Orada kucucuk bir kararti vardi ve hareket ediyordu. Bu sefer kalp atmaya
baslamisti. Tek hatırladığım usulca süzülen gözyaşlarımın yanaklarımı ıslatmasıydı.
Yedinci hafta itibari
ile halsizlik ve mide bulantilari baslamisti. Her aksam yatarak ve midem
bulanarak geciyordu. Oldukca mutluydum halimden. O hafta pazar gunu arkadalarla
nehir kenarina gitmistik. Gun boyu hic midem bulanmadi, kendimi de hic yorgun
hissetmedim. Pazartesi uyandigimda hala midem bulanmiyordu. Panikledim. Yoksa
hamilelik sonlanmis miydi? Hemen ebeyi aradim, o da beni hemen ultrasona
yonlendirdi. Gozlerim kapali girdigim ultrasonda yine Ozii'nin Deniz orada
demesiyle gozlerimi actim. Bir kez daha goz yaslarima hakim olamadim.
Onuncu haftadaydi, bir
haftalik Sydney gezimiz. Yani benim icin dinlenme diyelim, Ozii icinse iki ayri
kongre katilimi. Bu geziyi planladigimizda Eylul ayiydi ve daha ortada
hamilelik yoktu. Ozan'in kongre katilimi kesinlesince, Christmas tatili icin
gelecek olan canimiz dostumuz, kuzimiz Eda ile Yeni Zelanda oncesinde Sydney'de
bulusmaya karar vermistik. Planimiz pazartesi Sydney'de bulusmakti, tabii eger
Yeni Zelanda konsoloslugu pasaporta el koymasaydi. Edos aylar oncesinden hem
Avustralya vizesine hem de Yeni Zelanda vizesine basvurmustu. O donem endisemiz
Yeni Zelanda vizesinin kolay cikip da Avustralya'nin geciktirmesi yonundeydi.

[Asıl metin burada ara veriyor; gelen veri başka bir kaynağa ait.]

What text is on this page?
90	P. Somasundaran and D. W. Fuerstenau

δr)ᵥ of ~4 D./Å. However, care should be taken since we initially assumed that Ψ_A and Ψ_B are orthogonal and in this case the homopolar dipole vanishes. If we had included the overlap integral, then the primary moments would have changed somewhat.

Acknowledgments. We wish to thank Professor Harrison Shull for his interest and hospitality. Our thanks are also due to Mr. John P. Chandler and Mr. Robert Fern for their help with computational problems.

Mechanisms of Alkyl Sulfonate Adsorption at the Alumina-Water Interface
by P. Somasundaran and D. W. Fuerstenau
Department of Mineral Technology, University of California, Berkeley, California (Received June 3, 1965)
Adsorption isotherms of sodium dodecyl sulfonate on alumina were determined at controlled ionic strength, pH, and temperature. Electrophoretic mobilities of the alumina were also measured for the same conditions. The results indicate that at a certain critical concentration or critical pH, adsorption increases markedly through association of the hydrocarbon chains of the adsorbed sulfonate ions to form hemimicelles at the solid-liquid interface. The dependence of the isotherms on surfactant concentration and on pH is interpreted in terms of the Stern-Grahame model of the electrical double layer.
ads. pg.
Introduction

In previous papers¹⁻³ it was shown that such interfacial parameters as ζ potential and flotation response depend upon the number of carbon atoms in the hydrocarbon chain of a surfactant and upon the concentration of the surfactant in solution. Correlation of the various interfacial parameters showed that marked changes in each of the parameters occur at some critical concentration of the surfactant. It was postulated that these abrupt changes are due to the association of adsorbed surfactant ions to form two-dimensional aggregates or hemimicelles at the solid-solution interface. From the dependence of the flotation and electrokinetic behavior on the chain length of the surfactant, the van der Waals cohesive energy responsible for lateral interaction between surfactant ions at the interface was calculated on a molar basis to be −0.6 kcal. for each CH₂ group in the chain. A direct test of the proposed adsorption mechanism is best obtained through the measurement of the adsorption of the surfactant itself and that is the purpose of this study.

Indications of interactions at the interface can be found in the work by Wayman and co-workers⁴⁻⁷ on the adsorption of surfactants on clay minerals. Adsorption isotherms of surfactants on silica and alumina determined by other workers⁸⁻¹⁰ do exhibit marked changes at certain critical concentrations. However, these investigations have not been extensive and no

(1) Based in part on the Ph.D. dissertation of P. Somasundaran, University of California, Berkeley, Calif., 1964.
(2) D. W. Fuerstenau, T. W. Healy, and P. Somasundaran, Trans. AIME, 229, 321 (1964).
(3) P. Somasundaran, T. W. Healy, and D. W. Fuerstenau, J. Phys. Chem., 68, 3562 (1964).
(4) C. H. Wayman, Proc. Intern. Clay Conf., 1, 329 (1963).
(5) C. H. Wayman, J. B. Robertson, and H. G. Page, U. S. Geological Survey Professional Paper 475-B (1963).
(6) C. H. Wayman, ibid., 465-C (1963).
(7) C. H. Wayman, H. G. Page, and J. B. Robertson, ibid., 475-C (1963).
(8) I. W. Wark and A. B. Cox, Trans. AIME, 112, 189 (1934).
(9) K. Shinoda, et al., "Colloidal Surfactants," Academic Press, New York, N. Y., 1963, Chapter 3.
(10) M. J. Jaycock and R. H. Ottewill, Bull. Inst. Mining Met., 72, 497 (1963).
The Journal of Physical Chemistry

Tam tersi oldu. Avustralya vizesini uc gunde alirken, Yeni Zelanda vizesi bir
ay bir hafta gibi bir zamanda cikti. Velhasıl kelam Edos ile biz Sydney'e
vardiktan 4 gun sonra bulustuk. Persembe gunuydu, heyecanla Edos'un kalacagi
otele gittim ve onu resepsiyonda tek parca gordugum andaki mutlulugu anlatamam.
Once odasina esyalarini yerlestirdik. Sehrin gobeginde cok guzel bir otel de
kaliyordu. Soyle diyeyim, oteldeki sabunlar bile Bulgari markaydi. Odadan her
nekadar ayrilmak zor olsa da kendimizi Opera House selfisi cekilme motivasyonu
ile disari attik. Harika bir hava vardi. Muhabbet ede ede, Sydney'e buyulenmis
bir sekilde butun gun dolandik durduk. Anlatacak cok sey birikmisti. Hamilelik
yorgunlugu cokunce Edos beni otelime birakti. Güya ben de ona kendi oteline
nasil gidecegini tarif ettim. Meger sag diyecegime sol demisim. Edos o
yorgunlukla saatlerce oteline ulasmaya calisti. Ben ise otel odamda meraktan
kafayi yedim. Her onbes dakika da bir vardin mi diye mesaj attigimda yurudugunu
soyledi. Sanirim iki saati askin bir zaman sonra ancak varabildi oteline.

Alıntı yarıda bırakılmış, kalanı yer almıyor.